In such situation, a blocking mechanism is freakin' useful.
The new M10 is missing such system, but honestly if you use only drop-in ND filters, the chances to rotate the holder while inserting it are very very low.
I have to admit I was really skeptical about many of the forementioned points: transportability, ability to use other non drop-in filters.... but most of all, light leakage (for a long exposure fanatic, it could really be a nightmare!)
There is no shame in saying that at the first sight I thought the product as a marketing trick.
But I admit that, after a full month together, the M10 satisfied me a lot.
It is lighter than the Haida Holder Pro, very very fast to put on and take off, and very handy if you are using gloves.

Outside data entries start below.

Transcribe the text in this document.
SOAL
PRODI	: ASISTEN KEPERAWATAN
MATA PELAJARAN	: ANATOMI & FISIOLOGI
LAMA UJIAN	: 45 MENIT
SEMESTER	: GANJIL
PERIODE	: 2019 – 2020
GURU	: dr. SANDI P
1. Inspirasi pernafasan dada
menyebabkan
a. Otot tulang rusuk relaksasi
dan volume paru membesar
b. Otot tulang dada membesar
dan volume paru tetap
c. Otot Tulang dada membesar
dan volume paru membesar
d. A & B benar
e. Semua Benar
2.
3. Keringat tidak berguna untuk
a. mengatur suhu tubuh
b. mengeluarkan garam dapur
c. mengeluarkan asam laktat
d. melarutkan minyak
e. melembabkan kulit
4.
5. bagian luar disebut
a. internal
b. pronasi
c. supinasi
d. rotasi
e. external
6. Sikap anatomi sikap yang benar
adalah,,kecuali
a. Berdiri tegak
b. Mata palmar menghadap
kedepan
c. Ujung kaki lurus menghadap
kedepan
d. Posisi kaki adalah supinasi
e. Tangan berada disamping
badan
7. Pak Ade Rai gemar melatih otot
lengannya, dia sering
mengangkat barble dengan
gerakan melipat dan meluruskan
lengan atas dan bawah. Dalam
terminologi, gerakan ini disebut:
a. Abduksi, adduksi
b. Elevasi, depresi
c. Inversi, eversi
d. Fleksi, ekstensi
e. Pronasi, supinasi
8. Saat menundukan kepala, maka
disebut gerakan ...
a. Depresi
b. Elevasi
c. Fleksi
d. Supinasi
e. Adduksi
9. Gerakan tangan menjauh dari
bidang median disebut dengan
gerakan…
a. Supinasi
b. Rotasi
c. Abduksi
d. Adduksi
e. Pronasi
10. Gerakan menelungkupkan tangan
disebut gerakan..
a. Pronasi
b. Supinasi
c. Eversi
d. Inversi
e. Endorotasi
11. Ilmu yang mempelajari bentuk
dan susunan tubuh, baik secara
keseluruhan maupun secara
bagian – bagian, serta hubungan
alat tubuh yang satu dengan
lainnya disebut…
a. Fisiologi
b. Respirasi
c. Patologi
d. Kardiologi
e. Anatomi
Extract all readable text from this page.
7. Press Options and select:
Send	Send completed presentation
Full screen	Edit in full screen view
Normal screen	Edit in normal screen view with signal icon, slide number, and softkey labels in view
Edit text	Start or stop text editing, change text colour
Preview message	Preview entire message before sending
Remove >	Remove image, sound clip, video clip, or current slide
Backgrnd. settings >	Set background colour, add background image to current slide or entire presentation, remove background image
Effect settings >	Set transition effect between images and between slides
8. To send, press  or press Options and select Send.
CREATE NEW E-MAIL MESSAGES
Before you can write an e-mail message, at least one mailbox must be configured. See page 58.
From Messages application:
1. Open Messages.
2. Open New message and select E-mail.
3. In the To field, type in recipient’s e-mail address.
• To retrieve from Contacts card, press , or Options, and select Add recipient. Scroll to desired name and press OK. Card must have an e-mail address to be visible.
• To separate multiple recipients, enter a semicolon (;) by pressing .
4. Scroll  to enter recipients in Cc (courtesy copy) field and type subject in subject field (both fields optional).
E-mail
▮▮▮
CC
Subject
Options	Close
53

Let's see pros and cons of the Haida M10:
- super fast filter insertion / change
- super fast mounting / dismounting
- optimum light leakage protection
- very easy to use CPL
- there is no mechanism to block the rotation of the holder
- the system (holder + drop–in filters) is a bit bulky
- if you want to use additional ND filters, you have to take the gasket off if you want to use the normal plastic slot
- if you want to use both CPL and ND, you can't (or you have to have also traditional square ND filters)
So, do you really have to buy a the M10 filter holder?
If you do not already have a full set of ND filters, my suggestion is absolutely yes (keep in mind that GND filters are always the same, drop-in filters are only ND and Clear Night).
If you use the CPL on a regular basis, yes you will love the M10 holder.
If you already have many ND filters, then take M10 holder into consideration: it will not be a revolution, but it is very light, very convenient to use, and you can use your old filters until you will decide to switch to Red Diamond break-proof family.